Per le normative europee, così come riportato anche nell’accordo con il governo turco, il respingimento seppur di natura straordinaria è una "misura necessaria per porre fine alle sofferenze umane e ripristinare l’ordine pubblico al confine tra Grecia e Macedonia". I flussi migratori devono continuare ad apparire un’emergenza permanente, di conseguenza la loro governance è un susseguirsi di accordi bilaterali tra Europa, singoli stati terzi ed apparati industriali privati (si pensi a Finmeccanica, Sagem, Airbus per citarne alcuni). Meglio sostituire tempi richiesti dal diritto pubblico per garantire le tutele basilari, con le regole e il metodo just in time propri dell’attività flessibile d’impresa. L’emergenza rende lo strumento aziendalistico del "consiglio di amministrazione" (i vertici tra i capi di stato europei) più celere ed efficace rispetto alle lunghe ed inutili discussioni parlamentari, a prescindere se si violino i diritti degli immigrati, quelli dei richiedenti asilo o dei rifugiati, o se le frontiere rimangano chiuse arbitrariamente, o all’improvviso compaiano fili spinati.

Fino a qualche anno fa si firmavano accordi con Gheddafi e Mubarak, oggi gli statisti di turno sono al-Sisi ed Erdogan. L’intervista ad al-Sisi pubblicata da Repubblica la scorsa settimana, e la dichiarazione pungente di Erdogan a poche ore dall’accordo del 18 marzo scorso, dimostrano quanto siano loro due oggi ad utilizzare al meglio la destabilizzazione dell’area e le migrazioni che ne scaturiscono per ricattare e tenere sotto scacco la pavida e ininfluente classe dirigente europea, il cui baricentro politico rimane inalterato, ossia fondato esclusivamente sull’economia del debito e dell’austerità, alla ricerca ossessionata della crescita del PIL, ad un’uscita dalla crisi che non c’è e a breve non ci sarà.
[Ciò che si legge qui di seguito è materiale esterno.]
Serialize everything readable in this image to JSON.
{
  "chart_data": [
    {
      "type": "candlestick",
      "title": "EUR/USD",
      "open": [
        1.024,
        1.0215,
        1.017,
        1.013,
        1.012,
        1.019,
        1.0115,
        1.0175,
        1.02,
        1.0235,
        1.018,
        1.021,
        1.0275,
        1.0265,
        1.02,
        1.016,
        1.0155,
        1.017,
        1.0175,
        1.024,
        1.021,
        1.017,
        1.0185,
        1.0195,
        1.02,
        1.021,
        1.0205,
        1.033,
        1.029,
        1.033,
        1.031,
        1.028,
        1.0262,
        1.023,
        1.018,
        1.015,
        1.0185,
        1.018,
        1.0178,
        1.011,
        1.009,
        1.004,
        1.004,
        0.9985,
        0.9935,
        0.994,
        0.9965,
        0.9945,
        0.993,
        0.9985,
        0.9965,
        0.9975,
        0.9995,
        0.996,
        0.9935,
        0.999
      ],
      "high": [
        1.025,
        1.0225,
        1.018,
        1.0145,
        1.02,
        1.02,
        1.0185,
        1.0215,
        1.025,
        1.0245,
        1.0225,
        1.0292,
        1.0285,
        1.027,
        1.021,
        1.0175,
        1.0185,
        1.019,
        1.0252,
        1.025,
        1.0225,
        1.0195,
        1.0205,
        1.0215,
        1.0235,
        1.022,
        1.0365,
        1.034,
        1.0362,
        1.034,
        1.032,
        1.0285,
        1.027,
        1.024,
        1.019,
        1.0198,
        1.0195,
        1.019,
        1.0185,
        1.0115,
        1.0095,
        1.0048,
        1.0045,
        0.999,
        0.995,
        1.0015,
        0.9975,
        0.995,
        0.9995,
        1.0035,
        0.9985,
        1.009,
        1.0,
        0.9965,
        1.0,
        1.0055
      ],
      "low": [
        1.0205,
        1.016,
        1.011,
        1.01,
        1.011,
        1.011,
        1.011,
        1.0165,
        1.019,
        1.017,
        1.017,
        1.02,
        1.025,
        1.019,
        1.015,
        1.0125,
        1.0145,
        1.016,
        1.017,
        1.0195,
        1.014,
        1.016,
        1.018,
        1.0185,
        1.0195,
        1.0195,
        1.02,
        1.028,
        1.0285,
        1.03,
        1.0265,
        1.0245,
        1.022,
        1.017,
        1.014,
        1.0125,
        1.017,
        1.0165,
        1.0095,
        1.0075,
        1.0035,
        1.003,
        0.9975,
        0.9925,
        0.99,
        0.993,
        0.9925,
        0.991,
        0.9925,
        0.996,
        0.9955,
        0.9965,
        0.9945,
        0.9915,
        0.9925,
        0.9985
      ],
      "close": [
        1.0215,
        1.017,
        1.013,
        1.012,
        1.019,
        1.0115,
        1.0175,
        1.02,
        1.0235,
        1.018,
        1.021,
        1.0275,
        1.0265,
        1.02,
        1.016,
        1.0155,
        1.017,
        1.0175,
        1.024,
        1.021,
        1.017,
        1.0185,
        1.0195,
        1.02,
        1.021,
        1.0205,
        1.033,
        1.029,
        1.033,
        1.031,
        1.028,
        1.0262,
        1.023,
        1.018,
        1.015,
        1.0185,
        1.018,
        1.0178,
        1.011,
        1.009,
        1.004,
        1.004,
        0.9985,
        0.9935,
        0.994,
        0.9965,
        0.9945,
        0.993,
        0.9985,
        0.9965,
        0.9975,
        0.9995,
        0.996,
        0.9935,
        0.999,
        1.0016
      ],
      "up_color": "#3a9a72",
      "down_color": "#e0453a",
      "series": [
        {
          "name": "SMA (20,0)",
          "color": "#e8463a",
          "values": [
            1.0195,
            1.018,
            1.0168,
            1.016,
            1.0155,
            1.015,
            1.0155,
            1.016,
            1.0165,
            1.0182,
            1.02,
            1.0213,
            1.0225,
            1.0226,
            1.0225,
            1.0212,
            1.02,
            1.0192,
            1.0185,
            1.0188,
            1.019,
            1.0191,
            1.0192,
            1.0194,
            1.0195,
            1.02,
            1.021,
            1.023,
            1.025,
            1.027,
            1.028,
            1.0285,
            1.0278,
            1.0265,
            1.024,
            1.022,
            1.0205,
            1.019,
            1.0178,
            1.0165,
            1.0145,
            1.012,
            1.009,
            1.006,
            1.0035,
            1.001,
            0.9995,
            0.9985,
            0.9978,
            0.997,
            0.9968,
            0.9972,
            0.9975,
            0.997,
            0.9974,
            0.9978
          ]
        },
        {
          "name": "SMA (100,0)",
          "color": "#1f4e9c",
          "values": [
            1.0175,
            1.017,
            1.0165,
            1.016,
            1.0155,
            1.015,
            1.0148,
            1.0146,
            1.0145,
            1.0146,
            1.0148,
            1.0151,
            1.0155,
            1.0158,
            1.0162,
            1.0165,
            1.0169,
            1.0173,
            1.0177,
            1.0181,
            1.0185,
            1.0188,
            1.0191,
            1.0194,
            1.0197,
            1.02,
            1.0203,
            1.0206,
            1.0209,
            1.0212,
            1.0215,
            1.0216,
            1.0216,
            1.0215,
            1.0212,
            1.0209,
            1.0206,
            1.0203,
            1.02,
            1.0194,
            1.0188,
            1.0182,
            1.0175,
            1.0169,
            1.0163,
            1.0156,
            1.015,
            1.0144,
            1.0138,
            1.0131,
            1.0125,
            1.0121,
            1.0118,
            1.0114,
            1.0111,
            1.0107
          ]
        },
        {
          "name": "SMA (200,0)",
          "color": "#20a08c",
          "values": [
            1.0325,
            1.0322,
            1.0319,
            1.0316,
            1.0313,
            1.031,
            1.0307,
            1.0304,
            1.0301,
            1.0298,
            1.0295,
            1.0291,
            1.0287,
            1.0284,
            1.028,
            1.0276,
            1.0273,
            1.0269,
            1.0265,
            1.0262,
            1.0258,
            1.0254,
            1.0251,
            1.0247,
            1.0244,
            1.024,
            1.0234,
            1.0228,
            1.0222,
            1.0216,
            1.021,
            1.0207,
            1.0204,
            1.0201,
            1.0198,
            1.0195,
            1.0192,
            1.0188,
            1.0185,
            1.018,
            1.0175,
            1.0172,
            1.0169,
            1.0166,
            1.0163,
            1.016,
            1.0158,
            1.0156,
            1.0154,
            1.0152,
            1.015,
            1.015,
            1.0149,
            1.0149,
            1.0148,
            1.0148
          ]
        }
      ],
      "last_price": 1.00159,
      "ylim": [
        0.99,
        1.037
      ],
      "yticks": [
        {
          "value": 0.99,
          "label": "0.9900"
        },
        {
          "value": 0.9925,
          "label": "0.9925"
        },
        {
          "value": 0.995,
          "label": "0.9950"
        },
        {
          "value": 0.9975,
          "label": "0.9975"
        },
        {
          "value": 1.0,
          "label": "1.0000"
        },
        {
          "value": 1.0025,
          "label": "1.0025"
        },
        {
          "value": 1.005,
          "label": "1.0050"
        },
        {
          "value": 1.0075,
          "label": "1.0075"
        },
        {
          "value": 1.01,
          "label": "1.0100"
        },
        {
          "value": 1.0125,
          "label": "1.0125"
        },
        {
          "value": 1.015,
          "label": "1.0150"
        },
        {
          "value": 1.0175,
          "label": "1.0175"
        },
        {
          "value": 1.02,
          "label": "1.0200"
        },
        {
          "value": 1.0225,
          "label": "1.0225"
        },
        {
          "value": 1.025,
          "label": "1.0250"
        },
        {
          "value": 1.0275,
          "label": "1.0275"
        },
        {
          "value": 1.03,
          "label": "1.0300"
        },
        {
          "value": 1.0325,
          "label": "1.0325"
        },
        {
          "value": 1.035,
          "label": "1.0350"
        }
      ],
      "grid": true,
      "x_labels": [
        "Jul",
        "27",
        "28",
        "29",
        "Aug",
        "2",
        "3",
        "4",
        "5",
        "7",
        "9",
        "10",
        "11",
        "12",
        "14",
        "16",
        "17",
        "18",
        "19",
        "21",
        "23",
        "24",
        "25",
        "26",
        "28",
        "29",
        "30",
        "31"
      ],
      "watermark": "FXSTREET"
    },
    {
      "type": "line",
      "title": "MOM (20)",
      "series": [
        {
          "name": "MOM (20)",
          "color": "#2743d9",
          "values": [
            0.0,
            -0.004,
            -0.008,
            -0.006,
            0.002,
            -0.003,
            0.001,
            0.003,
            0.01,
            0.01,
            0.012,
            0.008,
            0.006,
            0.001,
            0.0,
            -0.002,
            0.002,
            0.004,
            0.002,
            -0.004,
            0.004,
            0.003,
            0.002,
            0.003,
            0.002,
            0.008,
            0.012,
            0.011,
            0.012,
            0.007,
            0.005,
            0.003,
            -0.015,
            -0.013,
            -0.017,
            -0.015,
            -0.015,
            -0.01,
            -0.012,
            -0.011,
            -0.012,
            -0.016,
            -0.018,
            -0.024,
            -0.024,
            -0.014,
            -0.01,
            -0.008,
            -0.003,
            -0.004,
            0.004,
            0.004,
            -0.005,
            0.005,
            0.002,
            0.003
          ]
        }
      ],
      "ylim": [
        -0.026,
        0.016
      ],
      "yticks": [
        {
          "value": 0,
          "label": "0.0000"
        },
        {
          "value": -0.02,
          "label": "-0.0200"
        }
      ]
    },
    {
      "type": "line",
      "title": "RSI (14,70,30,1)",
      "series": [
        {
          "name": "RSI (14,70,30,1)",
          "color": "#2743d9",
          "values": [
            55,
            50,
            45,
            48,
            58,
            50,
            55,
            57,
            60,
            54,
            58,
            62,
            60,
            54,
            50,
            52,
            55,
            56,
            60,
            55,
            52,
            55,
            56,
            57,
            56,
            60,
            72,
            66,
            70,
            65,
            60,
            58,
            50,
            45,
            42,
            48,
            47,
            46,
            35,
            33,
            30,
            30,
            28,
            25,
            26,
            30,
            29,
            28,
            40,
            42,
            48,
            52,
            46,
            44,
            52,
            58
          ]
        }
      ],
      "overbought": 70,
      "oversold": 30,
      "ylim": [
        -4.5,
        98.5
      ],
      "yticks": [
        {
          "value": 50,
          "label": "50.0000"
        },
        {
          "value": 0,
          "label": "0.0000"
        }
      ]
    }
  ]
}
Nel frattempo ci siamo noi. Noi che piano piano ci stiamo accorgendo degli effetti nefasti di una serie di politiche economiche e sociali che non fanno altro che produrre un progressivo livellamento verso il basso delle nostre condizioni di vita e di lavoro, in perenne stato di precarietà e ricattabilità. Si tratta di condizioni sempre più equiparabili a quelle in cui si trovano anche i migranti. Non è un caso però che si vogliano rendere sempre più disagiate e miserevoli le loro condizioni, costringendoli ad entrare e soggiornare illegalmente in Europa per periodi di tempo sempre più lunghi ed incerti. Uno stato permanente di illegalità significa maggiore vulnerabilità e ricattabilità di fronte a qualsiasi esigenza che sia alloggiativa, di reddito o di lavoro. In fondo le imprese e i nostri governi vogliono che consideriamo i migranti non come soggetti sociali portatori di istanze e diritti ma solo come persone appese al filo della nostra carità e del volontarismo, perché consapevoli del potenziale conflittuale e rivendicativo che deriverebbe dall’unione tra noi e i migranti stessi.

Se da un lato rimane prioritario utilizzare le strutture di base e le risorse a nostra disposizione per organizzare al meglio l’immediata solidarietà, come la raccolta di beni di prima necessità o il supporto legale, contestualmente è necessario continuare a sostenere concretamente i percorsi di rivendicazione e autodeterminazione dei migranti, favorire l’incontro tra diverse vertenze e sperimentazioni di accoglienza dal basso, unire le pratiche mutualistiche a quelle conflittuali. Riuscire a strappare permessi di soggiorno collettivi, migliori condizioni di lavoro, alloggi dignitosi significa prendere consapevolezza collettiva dei propri diritti con l’obiettivo di scardinare ed abbattere quel muro che ci vuole sempre più divisi tra migranti e nativi.